No que respeita à função de investimento, não se pode admitir que o titular de uma marca se possa opor a que um concorrente faça uso, em condições de concorrência leal e respeitadora da função de indicação de origem da marca, de um sinal idêntico a essa marca para produtos ou serviços idênticos àqueles para os quais esta está registada, se esse uso tiver como única consequência obrigar o titular dessa marca a adaptar os seus esforços para adquirir ou conservar uma reputação susceptível de atrair e de fidelizar os consumidores. Da mesma forma, a circunstância de o referido uso conduzir certos consumidores a afastarem‑se dos produtos ou serviços provenientes da referida marca não pode ser utilmente invocada pelo titular desta.

(cf. n.os 45, 57 e 58, 62, 64, 66, disp.1)

3.        Os artigos 5.°, n.° 2, da Primeira Directiva 89/104, em matéria de marcas, e 9.°, n.° 1, alínea c), do Regulamento n.° 40/94, sobre a marca comunitária, devem ser interpretados no sentido de que o titular de uma marca que goza de prestígio está habilitado a proibir um concorrente de fazer publicidade a partir de uma palavra chave correspondente a essa marca que este concorrente, sem o consentimento do referido titular, seleccionou no âmbito de um serviço de referenciamento na Internet, quando o referido concorrente tira assim indevidamente partido do carácter distintivo ou do prestígio da marca (parasitismo) ou quando a referida publicidade prejudica esse carácter distintivo (diluição) ou esse prestígio (degradação).

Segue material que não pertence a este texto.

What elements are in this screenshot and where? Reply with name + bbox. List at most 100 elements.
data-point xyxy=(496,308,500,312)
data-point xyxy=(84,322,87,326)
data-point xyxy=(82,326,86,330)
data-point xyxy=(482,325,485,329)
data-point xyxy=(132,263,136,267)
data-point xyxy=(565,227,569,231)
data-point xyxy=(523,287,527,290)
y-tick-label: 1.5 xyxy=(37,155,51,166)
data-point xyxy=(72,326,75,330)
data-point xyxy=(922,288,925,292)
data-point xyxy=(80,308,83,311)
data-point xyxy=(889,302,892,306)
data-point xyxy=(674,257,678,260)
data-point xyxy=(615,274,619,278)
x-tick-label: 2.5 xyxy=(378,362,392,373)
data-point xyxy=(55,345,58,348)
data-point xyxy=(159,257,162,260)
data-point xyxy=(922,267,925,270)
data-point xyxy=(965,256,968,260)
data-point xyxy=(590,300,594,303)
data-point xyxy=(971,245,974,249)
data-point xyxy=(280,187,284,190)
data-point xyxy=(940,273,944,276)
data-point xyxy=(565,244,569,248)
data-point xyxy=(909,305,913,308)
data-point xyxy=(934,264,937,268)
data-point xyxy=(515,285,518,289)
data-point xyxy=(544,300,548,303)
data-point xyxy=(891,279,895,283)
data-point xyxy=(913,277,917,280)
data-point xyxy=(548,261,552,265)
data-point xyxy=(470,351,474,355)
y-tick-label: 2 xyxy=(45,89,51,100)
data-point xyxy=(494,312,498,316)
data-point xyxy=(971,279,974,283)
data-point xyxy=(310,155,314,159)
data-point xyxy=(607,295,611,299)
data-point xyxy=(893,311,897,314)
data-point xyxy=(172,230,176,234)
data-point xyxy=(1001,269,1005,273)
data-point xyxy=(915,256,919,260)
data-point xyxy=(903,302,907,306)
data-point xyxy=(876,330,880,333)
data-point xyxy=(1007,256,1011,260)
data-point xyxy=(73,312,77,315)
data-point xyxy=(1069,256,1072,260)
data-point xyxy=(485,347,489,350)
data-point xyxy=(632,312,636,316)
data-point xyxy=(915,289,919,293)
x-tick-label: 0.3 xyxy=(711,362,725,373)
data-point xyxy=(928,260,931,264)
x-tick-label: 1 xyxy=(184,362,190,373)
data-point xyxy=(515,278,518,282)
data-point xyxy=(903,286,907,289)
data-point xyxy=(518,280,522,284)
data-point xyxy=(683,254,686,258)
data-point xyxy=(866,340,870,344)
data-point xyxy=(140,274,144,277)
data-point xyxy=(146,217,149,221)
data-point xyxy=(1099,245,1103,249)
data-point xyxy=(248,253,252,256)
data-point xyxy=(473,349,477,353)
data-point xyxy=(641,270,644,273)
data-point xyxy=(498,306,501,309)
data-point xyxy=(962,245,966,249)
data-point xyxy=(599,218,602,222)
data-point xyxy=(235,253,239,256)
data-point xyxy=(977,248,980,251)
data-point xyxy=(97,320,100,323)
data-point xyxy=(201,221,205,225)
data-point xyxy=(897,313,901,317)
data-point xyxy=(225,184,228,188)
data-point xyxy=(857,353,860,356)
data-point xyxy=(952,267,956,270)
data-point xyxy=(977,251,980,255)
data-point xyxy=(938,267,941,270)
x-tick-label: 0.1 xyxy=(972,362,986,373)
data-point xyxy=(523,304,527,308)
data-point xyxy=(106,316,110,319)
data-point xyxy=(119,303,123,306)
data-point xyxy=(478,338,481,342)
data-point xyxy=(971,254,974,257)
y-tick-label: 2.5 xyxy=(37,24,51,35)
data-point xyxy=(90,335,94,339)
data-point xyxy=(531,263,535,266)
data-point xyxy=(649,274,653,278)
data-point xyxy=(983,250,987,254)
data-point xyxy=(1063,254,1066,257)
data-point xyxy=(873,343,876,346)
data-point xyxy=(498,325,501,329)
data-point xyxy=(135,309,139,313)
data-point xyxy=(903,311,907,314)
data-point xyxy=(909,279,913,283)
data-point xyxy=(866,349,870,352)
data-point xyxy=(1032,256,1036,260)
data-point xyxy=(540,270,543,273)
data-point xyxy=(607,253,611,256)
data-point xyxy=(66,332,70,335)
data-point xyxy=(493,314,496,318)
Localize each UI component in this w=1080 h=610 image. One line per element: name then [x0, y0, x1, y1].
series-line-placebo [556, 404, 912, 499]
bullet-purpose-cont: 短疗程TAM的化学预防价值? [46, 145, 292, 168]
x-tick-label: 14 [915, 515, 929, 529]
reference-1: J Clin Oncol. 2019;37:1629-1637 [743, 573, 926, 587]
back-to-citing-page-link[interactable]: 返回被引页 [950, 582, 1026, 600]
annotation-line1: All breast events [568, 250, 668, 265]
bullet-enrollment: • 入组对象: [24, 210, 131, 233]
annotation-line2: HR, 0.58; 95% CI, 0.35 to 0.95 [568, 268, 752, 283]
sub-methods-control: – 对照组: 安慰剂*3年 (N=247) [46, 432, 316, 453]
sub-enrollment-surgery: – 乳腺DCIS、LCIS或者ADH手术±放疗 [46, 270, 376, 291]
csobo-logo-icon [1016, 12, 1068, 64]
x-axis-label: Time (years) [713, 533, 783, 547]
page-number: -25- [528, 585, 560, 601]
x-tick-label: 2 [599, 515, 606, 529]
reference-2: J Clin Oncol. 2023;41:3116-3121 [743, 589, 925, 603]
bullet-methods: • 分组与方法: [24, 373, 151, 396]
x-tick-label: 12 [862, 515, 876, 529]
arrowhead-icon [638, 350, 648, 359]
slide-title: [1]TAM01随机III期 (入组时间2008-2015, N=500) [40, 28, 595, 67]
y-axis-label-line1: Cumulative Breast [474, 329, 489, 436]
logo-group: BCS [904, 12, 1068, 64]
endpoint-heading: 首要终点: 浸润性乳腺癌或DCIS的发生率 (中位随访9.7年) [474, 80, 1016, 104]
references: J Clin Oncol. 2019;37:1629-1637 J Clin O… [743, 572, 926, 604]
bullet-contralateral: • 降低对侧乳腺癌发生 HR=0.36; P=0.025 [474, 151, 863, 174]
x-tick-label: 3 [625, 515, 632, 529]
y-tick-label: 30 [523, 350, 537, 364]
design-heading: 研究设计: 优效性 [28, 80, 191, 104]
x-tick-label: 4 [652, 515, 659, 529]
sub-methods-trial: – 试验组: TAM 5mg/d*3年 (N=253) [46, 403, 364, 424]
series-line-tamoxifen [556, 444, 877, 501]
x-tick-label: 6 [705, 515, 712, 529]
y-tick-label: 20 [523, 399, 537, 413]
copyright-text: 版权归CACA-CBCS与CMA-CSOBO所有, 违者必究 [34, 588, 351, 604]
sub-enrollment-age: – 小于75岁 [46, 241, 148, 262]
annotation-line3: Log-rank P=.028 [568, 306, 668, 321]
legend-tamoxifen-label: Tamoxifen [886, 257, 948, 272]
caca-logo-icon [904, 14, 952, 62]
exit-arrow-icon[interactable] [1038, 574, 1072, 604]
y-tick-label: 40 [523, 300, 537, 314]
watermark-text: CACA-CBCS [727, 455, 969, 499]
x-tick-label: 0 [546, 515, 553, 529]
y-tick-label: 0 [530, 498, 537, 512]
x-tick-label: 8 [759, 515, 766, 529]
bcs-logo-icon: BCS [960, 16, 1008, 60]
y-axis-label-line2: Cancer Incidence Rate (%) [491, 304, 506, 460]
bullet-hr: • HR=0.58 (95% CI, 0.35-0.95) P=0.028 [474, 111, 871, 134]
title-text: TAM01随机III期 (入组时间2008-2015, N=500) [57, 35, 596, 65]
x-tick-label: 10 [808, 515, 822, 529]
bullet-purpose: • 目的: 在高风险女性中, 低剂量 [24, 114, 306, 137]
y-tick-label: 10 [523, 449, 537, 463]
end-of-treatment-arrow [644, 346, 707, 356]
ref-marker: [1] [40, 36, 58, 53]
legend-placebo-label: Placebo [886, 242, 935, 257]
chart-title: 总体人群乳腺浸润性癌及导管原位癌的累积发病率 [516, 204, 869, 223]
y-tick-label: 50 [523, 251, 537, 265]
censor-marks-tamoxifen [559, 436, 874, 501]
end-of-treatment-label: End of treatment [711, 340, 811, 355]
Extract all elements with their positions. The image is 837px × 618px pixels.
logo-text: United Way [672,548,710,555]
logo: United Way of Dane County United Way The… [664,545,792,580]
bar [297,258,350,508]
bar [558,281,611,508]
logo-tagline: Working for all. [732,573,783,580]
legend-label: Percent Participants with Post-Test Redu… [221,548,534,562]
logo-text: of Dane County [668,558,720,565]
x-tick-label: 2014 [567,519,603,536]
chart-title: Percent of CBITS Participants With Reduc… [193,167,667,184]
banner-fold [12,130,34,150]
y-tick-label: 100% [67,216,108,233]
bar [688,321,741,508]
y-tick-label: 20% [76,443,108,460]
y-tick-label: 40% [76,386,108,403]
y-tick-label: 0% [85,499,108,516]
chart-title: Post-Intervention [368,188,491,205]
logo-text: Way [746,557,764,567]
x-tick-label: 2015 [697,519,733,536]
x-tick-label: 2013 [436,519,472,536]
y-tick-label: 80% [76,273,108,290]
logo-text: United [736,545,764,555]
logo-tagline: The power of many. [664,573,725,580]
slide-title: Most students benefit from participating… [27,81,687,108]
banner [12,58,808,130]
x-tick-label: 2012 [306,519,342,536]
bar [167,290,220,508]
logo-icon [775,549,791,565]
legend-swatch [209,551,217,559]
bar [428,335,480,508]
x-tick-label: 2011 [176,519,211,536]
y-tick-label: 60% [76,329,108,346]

Uma publicidade a partir de uma tal palavra‑chave prejudica o carácter distintivo da marca comunitária (diluição), nomeadamente se contribuir para a desvirtuação dessa marca através da sua transformação num termo genérico.

Em contrapartida, o titular de uma marca que goza de prestígio não está habilitado a proibir, nomeadamente, publicidades exibidas por concorrentes a partir de palavras‑chave correspondentes a essa marca e que proponham, sem oferecer uma simples imitação dos produtos ou dos serviços do titular dessa marca, sem causar uma diluição ou uma degradação e sem violar as funções da referida marca que goza de prestígio, uma alternativa aos produtos ou aos serviços do titular desta.